Concrètement, la Banque centrale de l'espace monétaire considéré injecte un volume de monnaie en contrepartie des créances sans intérêt à court terme émise par une Caisse Nationale de crédit social.

Dans notre système financier actuel, un volume de monnaie de crédit bancaire est injecté, grevé d'un intérêt afin de répondre aux besoins des agents.

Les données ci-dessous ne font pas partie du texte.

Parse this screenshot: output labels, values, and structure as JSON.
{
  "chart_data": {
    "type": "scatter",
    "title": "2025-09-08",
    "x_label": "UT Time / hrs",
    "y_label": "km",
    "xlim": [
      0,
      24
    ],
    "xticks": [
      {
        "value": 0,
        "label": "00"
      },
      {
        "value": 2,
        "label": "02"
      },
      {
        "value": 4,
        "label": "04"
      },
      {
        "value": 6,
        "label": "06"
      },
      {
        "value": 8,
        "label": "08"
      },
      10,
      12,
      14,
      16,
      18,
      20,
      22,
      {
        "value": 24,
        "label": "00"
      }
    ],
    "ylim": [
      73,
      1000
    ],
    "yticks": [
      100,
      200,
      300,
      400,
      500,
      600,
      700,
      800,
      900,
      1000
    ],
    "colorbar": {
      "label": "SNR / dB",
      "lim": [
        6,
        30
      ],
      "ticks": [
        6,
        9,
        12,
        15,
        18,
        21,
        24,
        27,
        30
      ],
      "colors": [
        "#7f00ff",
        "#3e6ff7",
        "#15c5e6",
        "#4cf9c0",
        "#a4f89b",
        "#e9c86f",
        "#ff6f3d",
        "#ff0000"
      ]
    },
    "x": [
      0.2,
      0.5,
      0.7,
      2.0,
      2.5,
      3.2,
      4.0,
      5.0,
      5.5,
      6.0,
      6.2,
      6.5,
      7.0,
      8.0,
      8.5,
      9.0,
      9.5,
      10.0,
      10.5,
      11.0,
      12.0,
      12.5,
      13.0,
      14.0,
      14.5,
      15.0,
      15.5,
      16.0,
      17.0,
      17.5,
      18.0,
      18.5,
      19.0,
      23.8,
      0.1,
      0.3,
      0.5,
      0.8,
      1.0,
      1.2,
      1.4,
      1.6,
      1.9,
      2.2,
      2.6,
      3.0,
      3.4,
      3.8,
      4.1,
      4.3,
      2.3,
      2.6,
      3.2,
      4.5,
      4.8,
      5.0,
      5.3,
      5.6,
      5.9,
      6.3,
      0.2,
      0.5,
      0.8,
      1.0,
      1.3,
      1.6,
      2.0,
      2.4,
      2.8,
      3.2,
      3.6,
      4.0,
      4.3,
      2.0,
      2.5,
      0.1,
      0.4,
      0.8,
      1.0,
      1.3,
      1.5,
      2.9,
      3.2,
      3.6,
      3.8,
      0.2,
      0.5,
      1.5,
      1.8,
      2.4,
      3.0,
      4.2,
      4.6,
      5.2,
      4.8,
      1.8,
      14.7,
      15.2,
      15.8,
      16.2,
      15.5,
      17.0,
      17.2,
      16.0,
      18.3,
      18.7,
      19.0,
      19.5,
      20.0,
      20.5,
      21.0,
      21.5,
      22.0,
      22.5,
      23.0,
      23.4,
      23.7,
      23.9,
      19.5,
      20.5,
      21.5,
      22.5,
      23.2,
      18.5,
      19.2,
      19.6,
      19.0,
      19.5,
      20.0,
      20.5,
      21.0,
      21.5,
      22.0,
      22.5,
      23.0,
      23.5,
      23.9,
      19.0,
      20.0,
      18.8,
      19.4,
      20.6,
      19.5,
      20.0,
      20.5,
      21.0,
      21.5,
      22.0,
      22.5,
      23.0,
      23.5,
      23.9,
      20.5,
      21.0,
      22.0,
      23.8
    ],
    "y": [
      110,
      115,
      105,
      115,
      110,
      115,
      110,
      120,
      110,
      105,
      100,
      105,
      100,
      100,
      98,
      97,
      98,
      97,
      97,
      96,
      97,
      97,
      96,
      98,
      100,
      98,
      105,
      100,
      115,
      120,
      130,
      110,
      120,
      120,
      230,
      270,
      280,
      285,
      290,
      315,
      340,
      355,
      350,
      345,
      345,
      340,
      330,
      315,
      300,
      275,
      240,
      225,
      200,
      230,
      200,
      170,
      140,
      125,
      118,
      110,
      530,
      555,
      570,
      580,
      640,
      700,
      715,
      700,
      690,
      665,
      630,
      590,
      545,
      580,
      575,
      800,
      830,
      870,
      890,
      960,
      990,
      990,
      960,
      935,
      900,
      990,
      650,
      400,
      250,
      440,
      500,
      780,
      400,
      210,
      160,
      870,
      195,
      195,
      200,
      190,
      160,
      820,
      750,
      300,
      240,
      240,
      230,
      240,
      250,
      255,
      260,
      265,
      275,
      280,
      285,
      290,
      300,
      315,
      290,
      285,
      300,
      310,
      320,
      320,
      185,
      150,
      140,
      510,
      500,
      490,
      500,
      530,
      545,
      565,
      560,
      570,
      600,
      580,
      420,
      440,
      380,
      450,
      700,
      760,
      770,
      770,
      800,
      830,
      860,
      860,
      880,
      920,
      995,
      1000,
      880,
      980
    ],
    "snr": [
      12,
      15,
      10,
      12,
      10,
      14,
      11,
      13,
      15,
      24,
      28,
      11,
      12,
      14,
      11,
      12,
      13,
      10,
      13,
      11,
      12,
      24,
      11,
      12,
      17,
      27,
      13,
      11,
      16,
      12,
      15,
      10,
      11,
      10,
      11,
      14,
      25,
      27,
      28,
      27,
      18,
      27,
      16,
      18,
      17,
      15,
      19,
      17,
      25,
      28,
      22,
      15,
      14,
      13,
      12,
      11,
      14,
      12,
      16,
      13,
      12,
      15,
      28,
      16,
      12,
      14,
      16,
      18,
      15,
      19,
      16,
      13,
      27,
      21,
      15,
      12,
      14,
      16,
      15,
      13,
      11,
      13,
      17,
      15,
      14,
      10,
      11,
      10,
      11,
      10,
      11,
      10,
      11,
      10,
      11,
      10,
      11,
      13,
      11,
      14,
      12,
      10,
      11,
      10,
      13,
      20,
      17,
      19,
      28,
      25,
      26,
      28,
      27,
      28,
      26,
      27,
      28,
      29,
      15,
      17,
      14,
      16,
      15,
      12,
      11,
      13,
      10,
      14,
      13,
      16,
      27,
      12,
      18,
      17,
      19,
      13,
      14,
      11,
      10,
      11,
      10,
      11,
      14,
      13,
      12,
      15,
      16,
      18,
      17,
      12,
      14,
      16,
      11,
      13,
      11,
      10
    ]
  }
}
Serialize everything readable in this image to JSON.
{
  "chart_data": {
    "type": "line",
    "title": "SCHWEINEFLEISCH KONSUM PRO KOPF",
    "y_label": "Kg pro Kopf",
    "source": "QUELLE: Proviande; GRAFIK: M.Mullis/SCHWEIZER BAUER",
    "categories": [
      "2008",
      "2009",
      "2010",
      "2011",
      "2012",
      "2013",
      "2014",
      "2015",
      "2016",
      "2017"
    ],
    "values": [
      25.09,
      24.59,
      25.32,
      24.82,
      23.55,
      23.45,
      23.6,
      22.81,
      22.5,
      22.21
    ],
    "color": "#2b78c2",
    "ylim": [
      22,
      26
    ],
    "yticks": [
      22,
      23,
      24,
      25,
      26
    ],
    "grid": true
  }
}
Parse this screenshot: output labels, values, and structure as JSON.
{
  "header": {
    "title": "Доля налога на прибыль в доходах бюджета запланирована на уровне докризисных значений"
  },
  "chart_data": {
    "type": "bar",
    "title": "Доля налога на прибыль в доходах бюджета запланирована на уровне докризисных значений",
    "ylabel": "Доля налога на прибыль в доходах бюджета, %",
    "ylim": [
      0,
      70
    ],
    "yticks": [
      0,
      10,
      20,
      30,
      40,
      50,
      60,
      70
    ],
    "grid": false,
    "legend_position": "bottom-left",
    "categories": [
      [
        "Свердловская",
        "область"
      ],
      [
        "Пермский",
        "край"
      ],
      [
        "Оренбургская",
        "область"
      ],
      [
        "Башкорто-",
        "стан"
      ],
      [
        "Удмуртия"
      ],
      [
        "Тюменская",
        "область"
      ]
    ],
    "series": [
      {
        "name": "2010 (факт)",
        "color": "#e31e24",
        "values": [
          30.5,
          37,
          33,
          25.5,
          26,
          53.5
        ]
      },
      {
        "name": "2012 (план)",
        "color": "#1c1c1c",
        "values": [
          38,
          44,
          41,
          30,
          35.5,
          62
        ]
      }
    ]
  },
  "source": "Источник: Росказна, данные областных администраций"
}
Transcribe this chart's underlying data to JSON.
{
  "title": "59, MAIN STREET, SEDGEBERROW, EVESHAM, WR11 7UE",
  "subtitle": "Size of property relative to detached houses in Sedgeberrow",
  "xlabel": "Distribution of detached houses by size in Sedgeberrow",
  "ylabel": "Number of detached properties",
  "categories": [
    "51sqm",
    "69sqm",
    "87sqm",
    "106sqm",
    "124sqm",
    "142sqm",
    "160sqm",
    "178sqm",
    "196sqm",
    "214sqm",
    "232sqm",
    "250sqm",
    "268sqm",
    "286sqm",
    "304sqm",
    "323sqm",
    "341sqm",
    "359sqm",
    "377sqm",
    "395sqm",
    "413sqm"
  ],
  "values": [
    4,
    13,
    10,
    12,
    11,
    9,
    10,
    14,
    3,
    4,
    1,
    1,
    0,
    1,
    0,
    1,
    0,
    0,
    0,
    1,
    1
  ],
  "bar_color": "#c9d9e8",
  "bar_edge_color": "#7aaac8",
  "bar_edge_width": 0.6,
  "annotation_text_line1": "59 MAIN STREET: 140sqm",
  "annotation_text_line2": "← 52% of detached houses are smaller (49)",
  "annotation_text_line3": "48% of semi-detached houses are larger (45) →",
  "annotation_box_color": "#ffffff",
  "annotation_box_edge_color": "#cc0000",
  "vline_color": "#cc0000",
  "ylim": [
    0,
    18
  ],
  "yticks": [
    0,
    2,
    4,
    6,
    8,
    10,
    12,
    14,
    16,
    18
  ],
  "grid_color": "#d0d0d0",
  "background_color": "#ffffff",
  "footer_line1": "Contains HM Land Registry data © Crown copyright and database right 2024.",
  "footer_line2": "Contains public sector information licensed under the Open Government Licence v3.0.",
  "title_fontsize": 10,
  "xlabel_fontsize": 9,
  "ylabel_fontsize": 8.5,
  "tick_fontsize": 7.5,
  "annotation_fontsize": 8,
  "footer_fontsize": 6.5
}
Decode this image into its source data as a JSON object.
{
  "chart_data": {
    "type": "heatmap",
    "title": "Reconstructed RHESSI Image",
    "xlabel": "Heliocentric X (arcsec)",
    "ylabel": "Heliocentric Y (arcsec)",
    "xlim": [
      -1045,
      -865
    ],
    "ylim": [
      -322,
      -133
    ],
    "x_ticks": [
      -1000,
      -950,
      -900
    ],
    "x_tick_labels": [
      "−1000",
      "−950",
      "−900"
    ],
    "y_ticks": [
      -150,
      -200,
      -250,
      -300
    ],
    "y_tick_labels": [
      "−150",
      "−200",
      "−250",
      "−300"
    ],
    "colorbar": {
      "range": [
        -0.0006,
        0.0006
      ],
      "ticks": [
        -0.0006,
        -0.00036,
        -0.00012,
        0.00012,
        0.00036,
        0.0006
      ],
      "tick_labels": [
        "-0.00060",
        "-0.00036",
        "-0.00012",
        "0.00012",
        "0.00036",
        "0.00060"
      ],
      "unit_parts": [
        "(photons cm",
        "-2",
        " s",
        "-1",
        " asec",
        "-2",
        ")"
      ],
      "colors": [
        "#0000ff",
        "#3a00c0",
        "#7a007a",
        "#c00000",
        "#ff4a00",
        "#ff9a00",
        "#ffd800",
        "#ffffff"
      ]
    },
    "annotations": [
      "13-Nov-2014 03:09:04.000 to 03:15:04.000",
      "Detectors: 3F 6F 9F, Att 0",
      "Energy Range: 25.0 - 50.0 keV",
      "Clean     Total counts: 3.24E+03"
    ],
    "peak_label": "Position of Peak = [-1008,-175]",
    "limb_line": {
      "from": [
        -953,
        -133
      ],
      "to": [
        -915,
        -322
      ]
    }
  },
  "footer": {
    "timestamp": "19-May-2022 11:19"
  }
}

A l'inverse, avec le crédit social, le volume de monnaie est injecté sans intérêt auprès de tous par la Banque centrale.
Dans le système financier actuel, le volume de monnaie de crédit bancaire est annulé par le remboursement des agents emprunteurs. Cette annulation, augmentée de l'intérêt acquis, réduit le volume de monnaie en circulation. Un autre groupe d'agents doit donc s'endetter pour retrouver le volume initial.
Dans le circuit proposé, le volume de crédit social injecté est périodiquement remboursé par chaque fournisseur qui le collecte en appliquant une " contribution de rappel du crédit social " sur chaque transaction.

Le crédit social peut s'analyser comme une émission de monnaie inthésaurisable, annulée périodiquement comme des traites, et collectée par les fournisseurs sur les valeurs ajoutées, tout comme ils le font aujourd'hui pour la TVA. Après cette annulation, un nouveau volume est réinjecté et distribué afin de préserver un équilibre constant entre le prix de la production et le pouvoir d'achat global. Périodiquement annulé après avoir irrigué les pôles de la production et de la consommation, ce volume monétaire ne peut être thésaurisé ou constituer une épargne oisive, excédentaire ou spéculative, préjudiciable à la vitesse de circulation et à la parité externe de la monnaie. Son circuit est limité à la consommation.